Spatial Correlations in Social Media Data: Identification and Quantification of Spatial Correlation Structures in Georeferenced Twitter Feeds

Professor Dr. Alexander Zipf
Ruprecht-Karls-Universität Heidelberg, Geographisches Institut, Professur für Geoinformatik, Berliner Straße 48, 69120 Heidelberg

Social media feeds are one of the growing numbers of sources of volunteered geographic information. Thereby, over recent years, this kind of data has proven to be a rich source of information for many areas of research. This proposal aims to contribute methodological advancements, whereby we focus on Twitter data. Specifically, we aim to explore novel ways to derive spatial correlation structures within social media feeds. Our work builds upon the mature theory of spatial autocorrelation, which is the traditional way of measuring spatial structure.

The first research question is concerned with integrating the theory of spatial autocorrelation with the geometric stochasticity of tweets. The latter is typically investigated by means of stochastic geometry. We aim to combine principles from both fields in order to derive more accurate correlation structures within tweets. In a first step we investigate the effect of the stochastic geometries on spatial autocorrelation measures. This includes point pattern modelling and a Monte Carlo simulation study. That investigation will provide insights regarding a better interpretation of autocorrelation results. Moreover, the gained knowledge allows detailed insights into the variability of inter-tweet correlations of certain social activities. After this exploratory study, we investigate a measure of spatial autocorrelation that acknowledges the stochasticity of the underlying geometric structure and is thus able to obtain meaningful patterns within social media data.

Secondly we investigate the mutually overlapping character of phenomena that are reflected within the tweets. This overlap is caused by the autonomous behaviour of the users, which report about multiple phenomena simultaneously in space and time. We aim to explore ways of separating relevant tweets from non-relevant ones. This is done by means of Dempster-Shafer theory and Dirichlet processes. The challenge thereby is to disentangle the geometrically overlapping neighbourhoods. In a second step we expand spatial autocorrelation measures towards acknowledging this overlapping character by means of partial autocorrelation functions. This will prevent mixing different phenomena and leads to realistic dependency structures.

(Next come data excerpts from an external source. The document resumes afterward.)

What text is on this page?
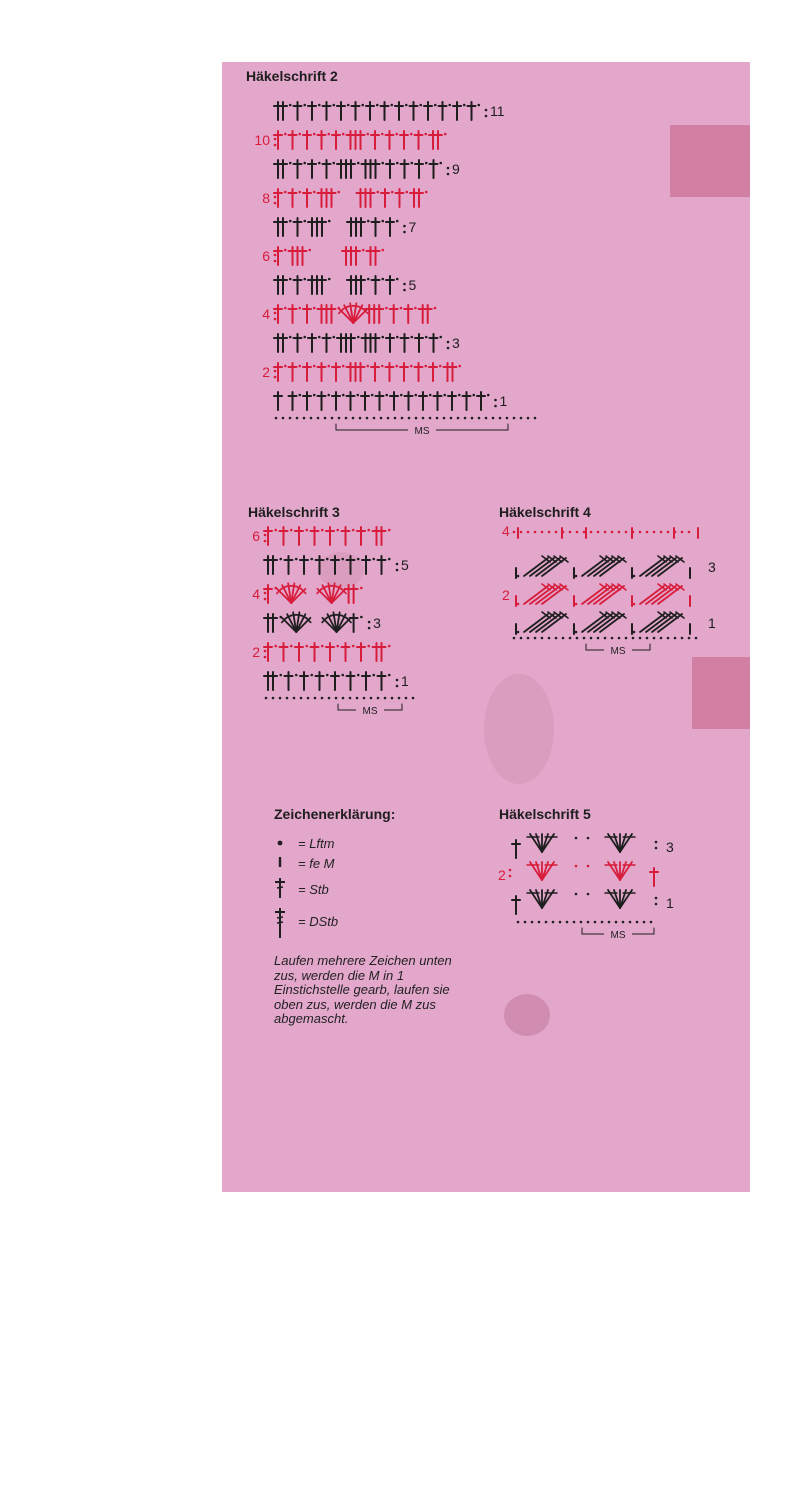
Häkelschrift 2
1
2
3
4
5
6
7
8
9
10
11
MS
Häkelschrift 3
1
2
3
4
5
6
MS
Häkelschrift 4
1
2
3
4
MS
Zeichenerklärung:
= Lftm
= fe M
= Stb
= DStb
Laufen mehrere Zeichen unten zus, werden die M in 1 Einstichstelle gearb, laufen sie oben zus, werden die M zus abgemascht.
Häkelschrift 5
1
2
3
MS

While the first two packages focus on the point level, the third aspect addresses suitable aggregation strategies. These strategies involve traditional clustering techniques and indices from point pattern analysis. This allows analysing dependencies between different kinds of compound social activities. Further, aggregating tweets allows investigating the relationship of social processes towards their immediate surroundings. This will be a second step of this work package.

Overall, our research will enable for gaining an increased and detailed understanding of social activities and their respective spatial mechanisms through improved methods allowing to analyse representations of these within socio-technical systems.